On June 7, 1882, Mike Mogan was confronted in Burmeister’s Saloon by 17-year-old J.M. “Mossy” Barnes.  Mossy was son of the local Justice of the Peace and a friend of the influential Colonel Bud Thompson.

 Mossy demanded six dollars he claimed Mogan owed him.  Mogan didn’t have the money and Barnes shot him. Barnes high tailed it to hide out at Black Butte until it was safe to go back to Prineville, for a hearing that acquitted him.

Later, Mike Mogan’s brother Frank, believing the gun to have been provided by Thompson, threatened to kill the Colonel. 

Nearly a year later, Frank Mogan was gunned down by Colonel Thompson.  The Thompson version of the encounter finds Frank Mogan drawing first, not clearing his gun fast enough, and falling in a hail of bullets fired by Thompson.

But Jim Blakely, a witness to the shooting at Dick Graham’s Saloon, said Thompson shot Frank Mogan in the back of the head, then emptied his gun into Mogan’s body. 

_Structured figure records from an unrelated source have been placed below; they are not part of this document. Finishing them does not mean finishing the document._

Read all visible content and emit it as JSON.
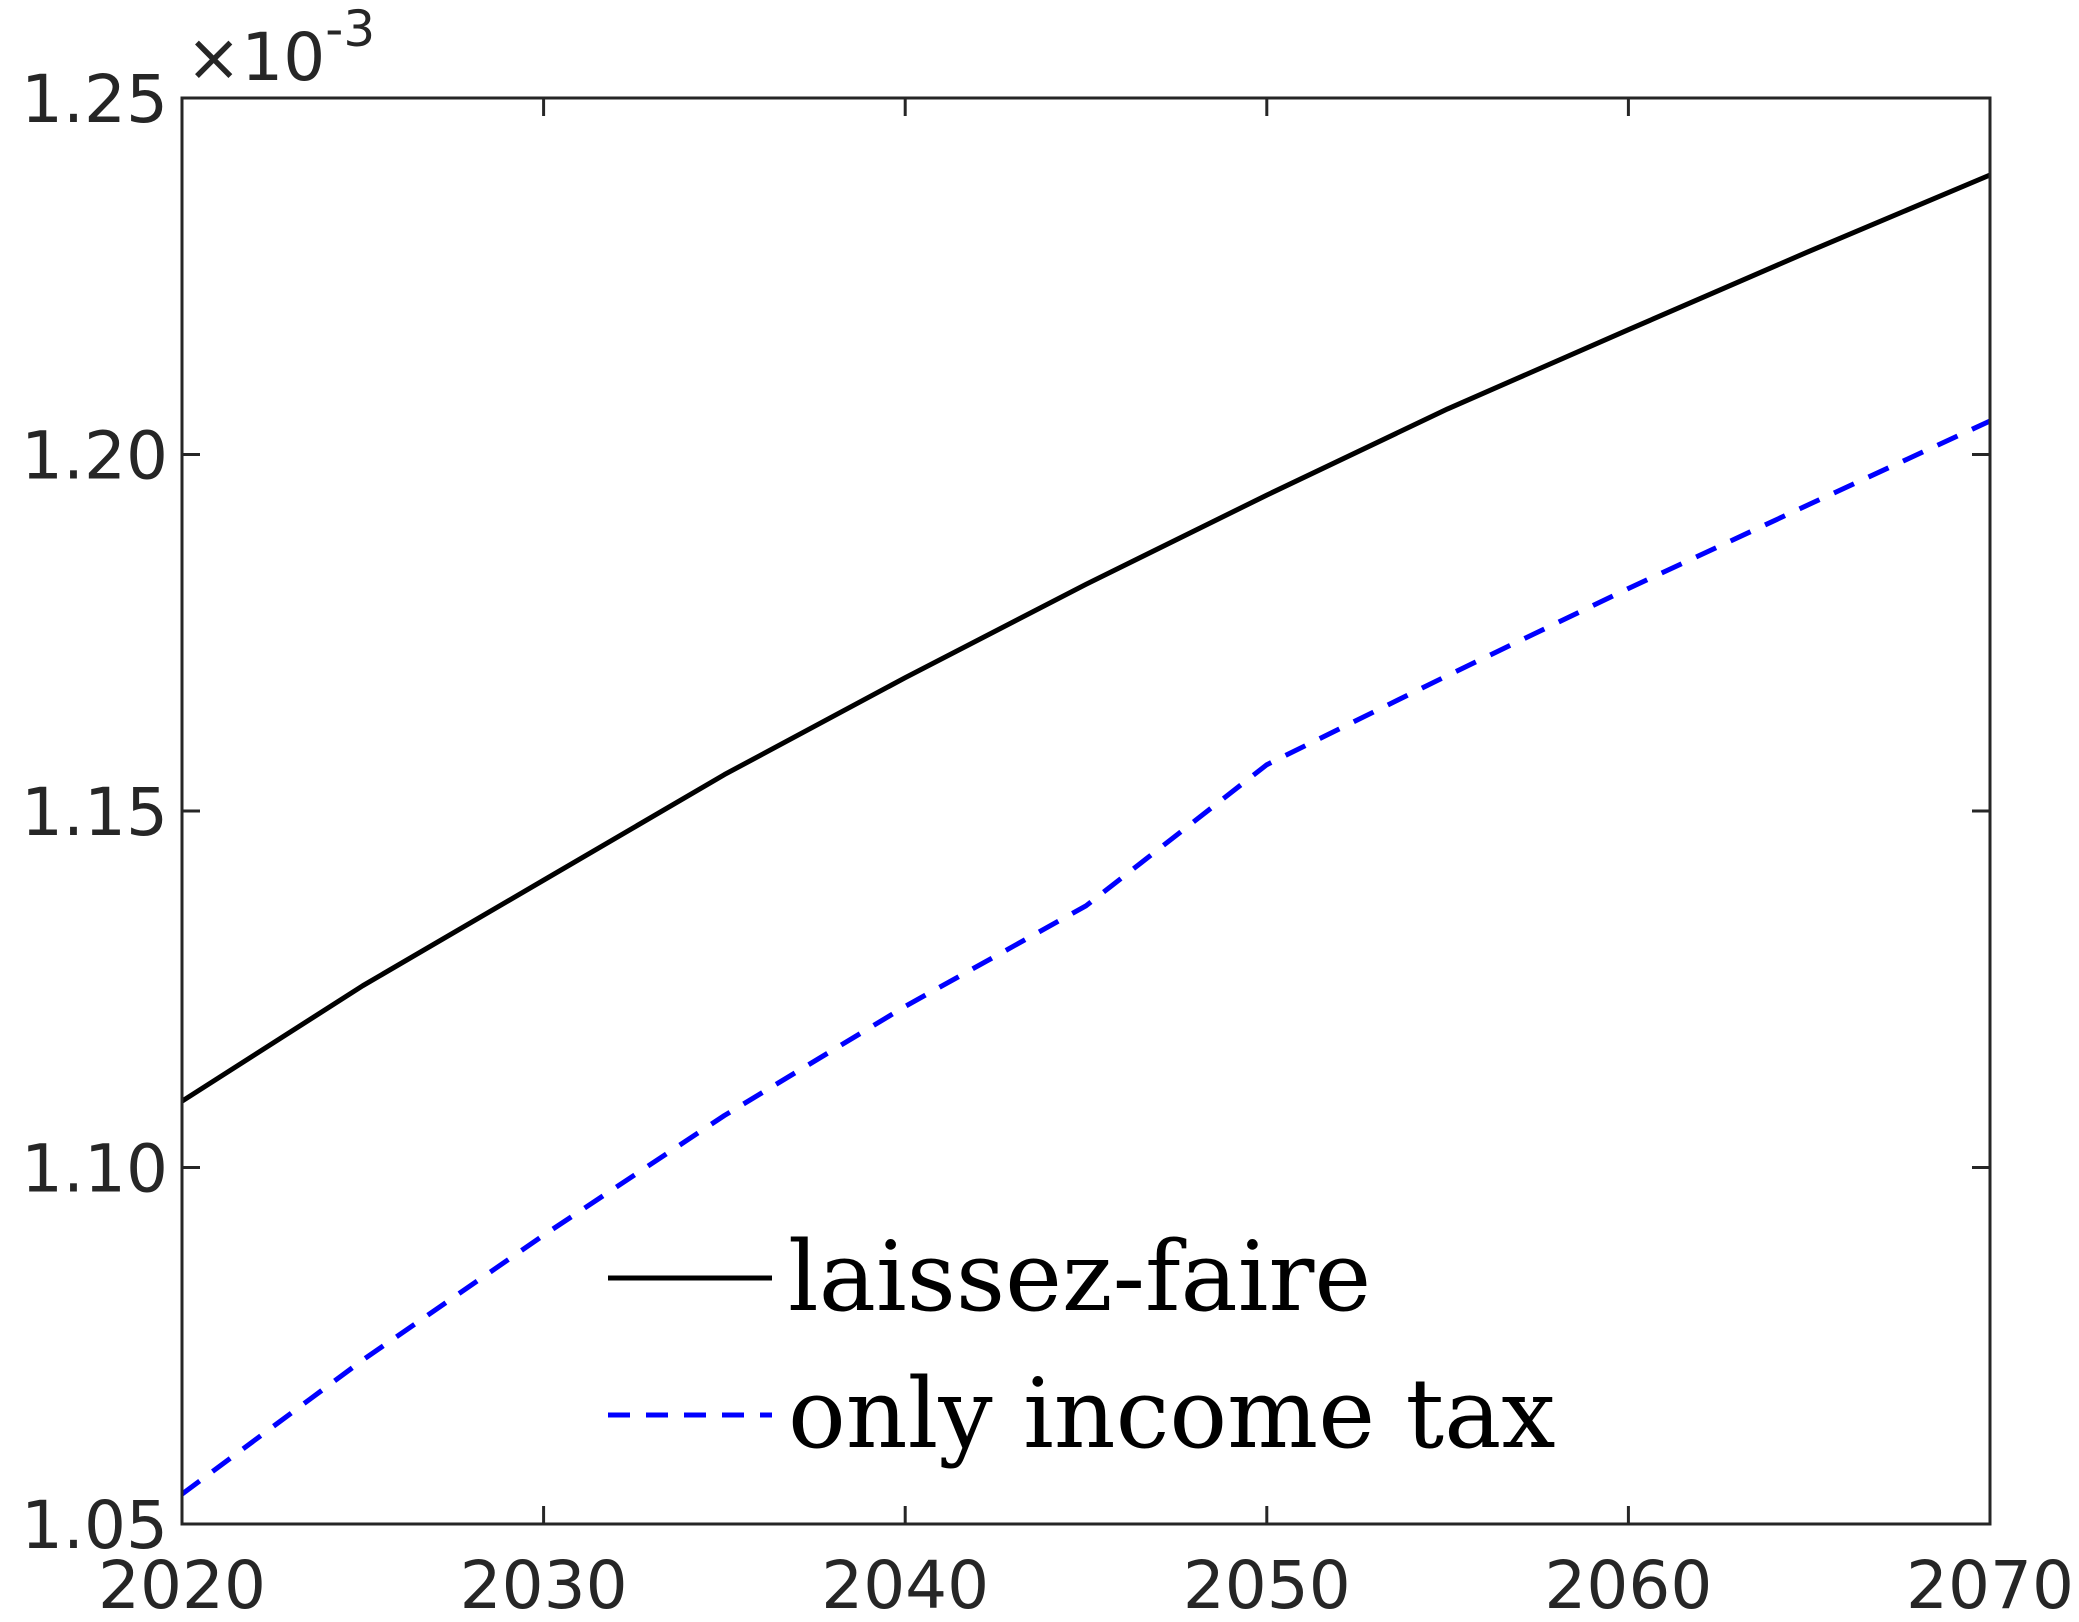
{
  "chart_data": {
    "type": "line",
    "title": "",
    "xlabel": "",
    "ylabel": "",
    "xlim": [
      2020,
      2070
    ],
    "ylim": [
      1.05,
      1.25
    ],
    "y_multiplier": "×10",
    "y_multiplier_exponent": "-3",
    "x_ticks": [
      {
        "value": 2020,
        "label": "2020"
      },
      {
        "value": 2030,
        "label": "2030"
      },
      {
        "value": 2040,
        "label": "2040"
      },
      {
        "value": 2050,
        "label": "2050"
      },
      {
        "value": 2060,
        "label": "2060"
      },
      {
        "value": 2070,
        "label": "2070"
      }
    ],
    "y_ticks": [
      {
        "value": 1.05,
        "label": "1.05"
      },
      {
        "value": 1.1,
        "label": "1.10"
      },
      {
        "value": 1.15,
        "label": "1.15"
      },
      {
        "value": 1.2,
        "label": "1.20"
      },
      {
        "value": 1.25,
        "label": "1.25"
      }
    ],
    "grid": false,
    "legend_position": "bottom-center",
    "series": [
      {
        "name": "laissez-faire",
        "color": "#000000",
        "style": "solid",
        "x": [
          2020,
          2025,
          2030,
          2035,
          2040,
          2045,
          2050,
          2055,
          2060,
          2065,
          2070
        ],
        "y": [
          1.1093,
          1.1255,
          1.1403,
          1.1551,
          1.1687,
          1.1818,
          1.1943,
          1.2064,
          1.2175,
          1.2285,
          1.2392
        ]
      },
      {
        "name": "only income tax",
        "color": "#0000ff",
        "style": "dashed",
        "x": [
          2020,
          2025,
          2030,
          2035,
          2040,
          2045,
          2050,
          2055,
          2060,
          2065,
          2070
        ],
        "y": [
          1.0542,
          1.073,
          1.0905,
          1.1073,
          1.1226,
          1.1367,
          1.1565,
          1.169,
          1.1812,
          1.193,
          1.2047
        ]
      }
    ]
  }
}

Despite the testimony of Blakely the Grand Jury investigating the crime found “Not a true bill”.  Despite the court findings of his adventures with the vigilantes, Thompson had been receiving bad press, particularly from Portland’s Oregonian newspaper.  His brother, a local court judge, gave him simple and straightforward advice:  “Get out of town.”

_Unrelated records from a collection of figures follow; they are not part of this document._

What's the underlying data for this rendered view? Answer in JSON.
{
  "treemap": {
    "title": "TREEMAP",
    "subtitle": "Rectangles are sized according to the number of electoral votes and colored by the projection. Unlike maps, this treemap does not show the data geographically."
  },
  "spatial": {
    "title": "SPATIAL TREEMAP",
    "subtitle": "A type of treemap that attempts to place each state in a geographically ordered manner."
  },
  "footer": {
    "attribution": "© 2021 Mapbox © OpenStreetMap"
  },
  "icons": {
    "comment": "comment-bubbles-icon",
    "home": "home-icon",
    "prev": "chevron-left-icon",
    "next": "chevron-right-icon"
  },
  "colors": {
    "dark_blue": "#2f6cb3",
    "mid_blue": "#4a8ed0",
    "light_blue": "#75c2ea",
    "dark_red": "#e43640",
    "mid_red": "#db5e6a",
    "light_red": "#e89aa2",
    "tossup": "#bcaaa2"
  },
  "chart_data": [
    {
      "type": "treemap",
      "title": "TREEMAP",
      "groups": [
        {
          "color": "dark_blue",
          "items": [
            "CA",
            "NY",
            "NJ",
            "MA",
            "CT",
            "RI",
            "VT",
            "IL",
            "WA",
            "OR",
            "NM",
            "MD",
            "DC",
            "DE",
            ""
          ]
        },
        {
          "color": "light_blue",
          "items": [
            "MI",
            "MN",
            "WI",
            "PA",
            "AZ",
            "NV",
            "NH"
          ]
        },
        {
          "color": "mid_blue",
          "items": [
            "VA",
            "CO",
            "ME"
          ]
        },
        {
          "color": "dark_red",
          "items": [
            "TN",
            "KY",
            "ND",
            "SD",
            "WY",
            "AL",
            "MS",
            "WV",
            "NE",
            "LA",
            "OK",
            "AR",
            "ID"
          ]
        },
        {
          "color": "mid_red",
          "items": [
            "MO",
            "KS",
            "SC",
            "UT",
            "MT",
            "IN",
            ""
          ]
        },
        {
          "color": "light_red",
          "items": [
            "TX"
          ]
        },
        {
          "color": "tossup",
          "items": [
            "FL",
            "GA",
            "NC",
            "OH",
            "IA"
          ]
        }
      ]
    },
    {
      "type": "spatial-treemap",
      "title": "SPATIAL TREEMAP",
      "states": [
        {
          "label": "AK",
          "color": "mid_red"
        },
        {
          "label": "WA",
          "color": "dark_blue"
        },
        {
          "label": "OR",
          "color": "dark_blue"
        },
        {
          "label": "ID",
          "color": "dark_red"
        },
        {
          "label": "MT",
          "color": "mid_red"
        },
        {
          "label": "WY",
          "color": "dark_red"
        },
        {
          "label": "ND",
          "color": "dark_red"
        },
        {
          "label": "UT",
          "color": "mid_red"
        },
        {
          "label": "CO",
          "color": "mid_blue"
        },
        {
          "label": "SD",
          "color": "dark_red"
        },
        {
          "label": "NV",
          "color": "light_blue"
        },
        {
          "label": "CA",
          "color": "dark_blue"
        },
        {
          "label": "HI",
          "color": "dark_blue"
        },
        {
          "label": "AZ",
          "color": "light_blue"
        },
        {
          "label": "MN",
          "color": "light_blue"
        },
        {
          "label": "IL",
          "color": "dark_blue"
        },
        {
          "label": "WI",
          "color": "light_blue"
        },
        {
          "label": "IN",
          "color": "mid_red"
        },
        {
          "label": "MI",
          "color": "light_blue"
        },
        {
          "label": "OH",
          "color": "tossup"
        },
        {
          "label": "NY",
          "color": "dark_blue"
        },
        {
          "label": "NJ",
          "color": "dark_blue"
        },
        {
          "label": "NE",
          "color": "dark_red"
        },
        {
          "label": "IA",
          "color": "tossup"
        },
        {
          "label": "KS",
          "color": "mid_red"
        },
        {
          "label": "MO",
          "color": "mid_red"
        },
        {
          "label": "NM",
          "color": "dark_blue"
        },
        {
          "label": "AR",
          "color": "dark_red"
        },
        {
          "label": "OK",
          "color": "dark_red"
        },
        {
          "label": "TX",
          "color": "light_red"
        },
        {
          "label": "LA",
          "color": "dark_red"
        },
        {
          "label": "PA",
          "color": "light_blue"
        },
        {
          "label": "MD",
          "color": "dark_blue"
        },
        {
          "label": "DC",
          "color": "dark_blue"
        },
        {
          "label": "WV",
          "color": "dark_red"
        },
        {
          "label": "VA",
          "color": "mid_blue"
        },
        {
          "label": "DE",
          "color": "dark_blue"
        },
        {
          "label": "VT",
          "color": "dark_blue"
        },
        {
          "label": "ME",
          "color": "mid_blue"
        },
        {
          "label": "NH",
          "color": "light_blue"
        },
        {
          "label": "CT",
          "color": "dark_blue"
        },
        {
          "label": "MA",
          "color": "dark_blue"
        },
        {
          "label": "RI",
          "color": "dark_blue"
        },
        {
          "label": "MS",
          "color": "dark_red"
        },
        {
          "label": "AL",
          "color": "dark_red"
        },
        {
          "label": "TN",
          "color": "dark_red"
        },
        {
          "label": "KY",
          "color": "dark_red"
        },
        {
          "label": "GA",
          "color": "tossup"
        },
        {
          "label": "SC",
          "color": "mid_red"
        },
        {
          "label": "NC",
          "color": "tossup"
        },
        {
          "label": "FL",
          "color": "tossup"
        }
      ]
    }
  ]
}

But before Thompson could leave, Blakely summoned all 75 of his “Moonshiners” for a daylight ride down the main street of Prineville.  Witnesses called the sight “the ride of the Crooked River Cavalry.”  All 75 stopped in front of the vigilante’s hangout, Burmeister’s Saloon. 

Blakely shouted to the gunslingers inside that if there were another death in the Ochoco at the hands of the masked riders, retribution would be swift.  All of them were now known to the “Moonshiners” and each of Blakely’s riders had the name of a vigilante to execute.

No one left the Saloon to challenge the small army of determined citizen waiting outside.  By one simple act the vigilante movement was broken. 

Indian fighter and one time newspaper publisher Thompson slipped out of town quietly for California.  In Alturas he succeeded in forming another group of crime fighting vigilantes.  He died shortly after the turn of the century, victim of a gunshot wound inflicted by a “mentally deranged escapee.”

“Mossy” Barnes, despondent over his role in the death of Mike Mogan, hung himself in the attic of the family home. 

Neither Thompson nor Barnes succeeded in extinguishing the Mogan Family line.  Before his death, Frank Mogan married Mike’s widow.  Their grandson, Farley, would become Superintendent of the Oregon State Police.

Blakely was elected sheriff of Crook County in 1884, but only served two years before leaving the area for the Wallowas where his reputation followed him and he served four more years as a peace officer.  He died in 1953, more than 100 years old.